# Thread: Sketching a curve from a function

1. ## Sketching a curve from a function

Hi all,

I have a math exam on Tuesday and I am pretty much set when it comes to the exam papers, with one of the exceptions being the style of question shown below:

A function is defined as y=(x+3)(x+5)(x+8). Sketch this curve on graph paper showing the 3 points where it crosses the X axis (between the x values of -1 and -9).
Not really sure how to approach this one. I tried getting the points by going in to my calculator and going to table mode and putting the function in to f(x) and then starting at -1 and ending at -9 in steps of 1. This just kept giving 'MATH ERROR'.

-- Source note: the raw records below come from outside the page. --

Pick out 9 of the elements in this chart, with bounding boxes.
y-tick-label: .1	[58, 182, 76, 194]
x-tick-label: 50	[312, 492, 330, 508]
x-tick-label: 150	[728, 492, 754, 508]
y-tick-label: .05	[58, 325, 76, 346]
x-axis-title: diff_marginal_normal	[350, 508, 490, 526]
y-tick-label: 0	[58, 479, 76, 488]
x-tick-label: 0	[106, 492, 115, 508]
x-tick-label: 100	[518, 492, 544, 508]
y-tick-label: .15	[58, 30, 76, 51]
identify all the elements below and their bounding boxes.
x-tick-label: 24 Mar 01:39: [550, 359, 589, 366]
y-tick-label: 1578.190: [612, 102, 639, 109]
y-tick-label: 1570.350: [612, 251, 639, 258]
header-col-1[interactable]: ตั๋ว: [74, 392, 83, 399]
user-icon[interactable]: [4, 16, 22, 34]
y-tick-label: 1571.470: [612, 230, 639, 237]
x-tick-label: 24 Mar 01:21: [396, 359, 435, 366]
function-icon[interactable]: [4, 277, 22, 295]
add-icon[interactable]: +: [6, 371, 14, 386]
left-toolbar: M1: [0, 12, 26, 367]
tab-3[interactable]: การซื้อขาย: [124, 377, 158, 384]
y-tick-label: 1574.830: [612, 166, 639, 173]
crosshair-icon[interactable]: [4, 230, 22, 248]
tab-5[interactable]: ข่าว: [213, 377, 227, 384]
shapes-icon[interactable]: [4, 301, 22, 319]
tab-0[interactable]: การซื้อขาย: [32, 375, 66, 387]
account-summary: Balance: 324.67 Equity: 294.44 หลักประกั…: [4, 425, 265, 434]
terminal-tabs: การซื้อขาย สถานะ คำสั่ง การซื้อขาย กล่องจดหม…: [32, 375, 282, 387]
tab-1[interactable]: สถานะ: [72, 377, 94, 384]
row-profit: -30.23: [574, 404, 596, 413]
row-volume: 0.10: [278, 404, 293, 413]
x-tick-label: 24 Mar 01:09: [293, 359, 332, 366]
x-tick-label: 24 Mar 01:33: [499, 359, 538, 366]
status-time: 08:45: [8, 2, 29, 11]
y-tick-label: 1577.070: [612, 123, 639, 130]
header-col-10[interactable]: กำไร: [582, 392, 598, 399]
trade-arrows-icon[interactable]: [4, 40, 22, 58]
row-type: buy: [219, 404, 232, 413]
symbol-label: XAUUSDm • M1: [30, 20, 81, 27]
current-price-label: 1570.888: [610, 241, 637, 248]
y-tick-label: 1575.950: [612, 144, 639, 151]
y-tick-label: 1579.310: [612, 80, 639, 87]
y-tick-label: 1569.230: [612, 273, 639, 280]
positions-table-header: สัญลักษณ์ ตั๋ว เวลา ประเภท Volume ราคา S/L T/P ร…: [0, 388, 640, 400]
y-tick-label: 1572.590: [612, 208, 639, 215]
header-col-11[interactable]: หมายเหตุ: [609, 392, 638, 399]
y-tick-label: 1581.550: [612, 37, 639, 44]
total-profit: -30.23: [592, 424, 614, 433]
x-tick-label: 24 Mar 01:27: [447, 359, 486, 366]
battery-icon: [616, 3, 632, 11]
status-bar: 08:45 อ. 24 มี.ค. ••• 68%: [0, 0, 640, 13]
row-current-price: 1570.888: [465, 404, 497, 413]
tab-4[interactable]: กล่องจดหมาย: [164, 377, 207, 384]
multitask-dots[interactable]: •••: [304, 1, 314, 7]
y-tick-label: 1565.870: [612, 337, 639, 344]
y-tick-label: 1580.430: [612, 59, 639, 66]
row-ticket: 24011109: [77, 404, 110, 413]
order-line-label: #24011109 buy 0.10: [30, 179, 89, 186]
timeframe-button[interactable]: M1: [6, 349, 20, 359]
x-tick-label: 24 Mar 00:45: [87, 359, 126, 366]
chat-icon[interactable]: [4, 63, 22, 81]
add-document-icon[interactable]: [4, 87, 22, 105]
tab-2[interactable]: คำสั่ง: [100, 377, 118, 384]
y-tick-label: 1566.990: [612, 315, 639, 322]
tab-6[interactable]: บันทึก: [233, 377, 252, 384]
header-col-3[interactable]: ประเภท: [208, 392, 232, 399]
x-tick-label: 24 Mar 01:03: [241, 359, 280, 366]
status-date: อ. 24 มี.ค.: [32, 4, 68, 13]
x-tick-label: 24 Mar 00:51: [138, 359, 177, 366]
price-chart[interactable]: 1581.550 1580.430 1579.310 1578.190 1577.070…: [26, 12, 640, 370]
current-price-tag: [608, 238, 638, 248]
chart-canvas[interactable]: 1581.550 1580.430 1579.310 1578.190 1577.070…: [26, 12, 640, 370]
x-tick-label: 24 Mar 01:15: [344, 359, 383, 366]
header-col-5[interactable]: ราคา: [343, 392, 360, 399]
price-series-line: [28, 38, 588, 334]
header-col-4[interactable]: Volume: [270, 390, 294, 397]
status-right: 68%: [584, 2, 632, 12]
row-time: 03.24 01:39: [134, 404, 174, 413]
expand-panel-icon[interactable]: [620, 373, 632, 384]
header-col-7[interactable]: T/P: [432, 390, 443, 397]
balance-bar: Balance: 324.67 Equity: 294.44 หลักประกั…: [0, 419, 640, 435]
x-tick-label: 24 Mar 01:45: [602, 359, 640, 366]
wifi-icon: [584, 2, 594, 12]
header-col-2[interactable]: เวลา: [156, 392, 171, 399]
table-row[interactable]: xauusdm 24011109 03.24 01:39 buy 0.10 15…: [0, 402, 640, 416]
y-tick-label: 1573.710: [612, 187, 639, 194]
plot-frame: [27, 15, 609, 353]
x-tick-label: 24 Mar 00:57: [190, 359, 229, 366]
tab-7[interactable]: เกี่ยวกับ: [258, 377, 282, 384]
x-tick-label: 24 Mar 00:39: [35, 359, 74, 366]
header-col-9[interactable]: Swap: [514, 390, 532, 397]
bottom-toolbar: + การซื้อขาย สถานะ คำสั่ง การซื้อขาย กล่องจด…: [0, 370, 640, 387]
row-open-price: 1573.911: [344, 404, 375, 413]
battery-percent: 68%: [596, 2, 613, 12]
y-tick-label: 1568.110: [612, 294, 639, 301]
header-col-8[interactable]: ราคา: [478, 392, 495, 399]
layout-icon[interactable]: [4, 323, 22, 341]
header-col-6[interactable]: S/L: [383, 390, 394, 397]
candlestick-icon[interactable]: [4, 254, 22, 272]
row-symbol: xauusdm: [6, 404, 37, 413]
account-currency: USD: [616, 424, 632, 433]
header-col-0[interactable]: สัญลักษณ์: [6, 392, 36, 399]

The next part of the questions asks to :

Find the derivative of y=(x+3)(x+5)(x+8) and plot on the same graph paper as part (a).
I am unsure how to go about it after getting the derivative of the function, which I calculated to be 3x^2+32x+79. I am unsure how to get the points from this derivative.

Could someone be so kind to walk me through this question from start to end. Thanks!

2. ## Re: Sketching a curve from a function

try starting at $-9$ and ending at $-1$

3. ## Re: Sketching a curve from a function

Not really sure how to approach this one. I tried getting the points by going in to my calculator and going to table mode and putting the function in to f(x) and then starting at -1 and ending at -9 in steps of 1. This just kept giving 'MATH ERROR'.
works fine in my calculator

4. ## Re: Sketching a curve from a function Originally Posted by Idea try starting at $-9$ and ending at $-1$
That worked. Thanks.

Could someone please demonstrate how to plot the derivative of the used function on to the graph (derivative of function is 3x^2+32x+79).

5. ## Re: Sketching a curve from a function

$f'(x) = 3x^2+32x+79$

parabola that opens upward

zeros at $x = \dfrac{-32 \pm \sqrt{32^2-4(3)(79)}}{6} = \dfrac{-16 \pm \sqrt{19}}{3}$

parabola vertex at $x = -\dfrac{16}{3}$ and $y = f'\left(-\dfrac{16}{3}\right)$

7. ## Re: Sketching a curve from a function

Thanks, guys.